Several new attractions are to open at Blackpool Zoo this year, with building work already underway there.
New aviaries are being built – called Rainbow Landings and World of Wings – while new ‘Actions Dinos’ will be put inside the existing Dinosaur Safari zone, which has been refurbished over the winter months.
Bosses at the Spanish-owned tourist trap have not commented on how much they’re spending, though the work continues their investment in the East Park Drive attraction.
Last year, a new elephant house, complete with new herd from Twycross, opened after a £5 million project – which was described by director Darren Webster as the “largest single investment” the zoo had had.
The old elephant house, which also housed a number of reptiles, has now been closed off, as has the adjacent Amazonia walk-through aviary, with a sign telling visitors: “Sorry, Amazonia and the reptile house are closed. World of Wings will open here late spring.”
A new aviary is also being built nearby, beside the aardvark house, with signs saying the area is “being developed for our brand new songbird aviary”. That will be called Rainbow Landings, it is understood, and will open in the summer alongside the Action Dinos.
Wooden walkways and bridges have been rebuilt inside the existing model dinosaur area, while some areas have been marked out in white paint.

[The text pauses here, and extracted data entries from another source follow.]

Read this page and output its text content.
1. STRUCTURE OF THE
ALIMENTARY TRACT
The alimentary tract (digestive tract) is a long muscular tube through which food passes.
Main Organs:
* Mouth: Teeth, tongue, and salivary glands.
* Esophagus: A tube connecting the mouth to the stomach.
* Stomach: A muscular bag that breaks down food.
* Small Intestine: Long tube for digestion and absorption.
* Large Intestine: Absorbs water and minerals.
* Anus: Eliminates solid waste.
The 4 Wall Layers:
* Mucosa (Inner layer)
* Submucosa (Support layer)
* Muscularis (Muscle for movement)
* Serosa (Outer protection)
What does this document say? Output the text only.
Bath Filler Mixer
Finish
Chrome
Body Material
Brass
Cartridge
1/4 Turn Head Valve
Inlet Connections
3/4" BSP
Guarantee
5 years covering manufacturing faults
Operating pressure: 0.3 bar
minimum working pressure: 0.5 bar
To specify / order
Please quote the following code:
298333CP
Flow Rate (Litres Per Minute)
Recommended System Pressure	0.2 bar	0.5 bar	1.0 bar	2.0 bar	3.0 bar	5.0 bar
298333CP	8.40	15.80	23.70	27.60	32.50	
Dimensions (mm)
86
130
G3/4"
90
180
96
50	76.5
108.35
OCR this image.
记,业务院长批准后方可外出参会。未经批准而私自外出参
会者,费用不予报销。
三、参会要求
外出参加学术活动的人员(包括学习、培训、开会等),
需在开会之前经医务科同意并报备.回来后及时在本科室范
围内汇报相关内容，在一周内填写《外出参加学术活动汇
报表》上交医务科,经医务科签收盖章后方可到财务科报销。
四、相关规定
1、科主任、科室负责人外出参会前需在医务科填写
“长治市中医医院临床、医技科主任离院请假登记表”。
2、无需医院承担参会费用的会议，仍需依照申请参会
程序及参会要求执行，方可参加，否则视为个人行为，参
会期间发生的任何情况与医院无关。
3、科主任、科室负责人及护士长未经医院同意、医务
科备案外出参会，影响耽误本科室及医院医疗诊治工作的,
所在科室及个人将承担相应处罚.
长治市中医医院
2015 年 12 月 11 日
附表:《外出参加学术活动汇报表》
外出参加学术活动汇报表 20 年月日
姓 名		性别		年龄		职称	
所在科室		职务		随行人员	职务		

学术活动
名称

The new attractions are being promoted in new leaflets handed out to visitors, while head of birds Luke Forster gave zoo members a “first look at plans” at an exclusive talk at 11am on Saturday.
He gave “an important message about the plight of Asian songbirds”, while a children’s workshop – for those three-seven – was also held.
“Low public awareness is a major issue in the songbird crisis,” according to the Silent Forest campaign, which hopes to mitigate the impact of what it said is the “excessive but culturally deep-rooted consumption for trade, singing competitions, pets, status symbols, export, traditional medicine, and food”.
It said: “Demand for songbirds in Southeast Asia is extremely high, affecting hundreds of species and involving millions of individual birds, annually.
“The degree of pressure on songbirds in Asia is devastating and has long been grossly underestimated,” it added, saying it was looking to zoos to help save the birds from extinction.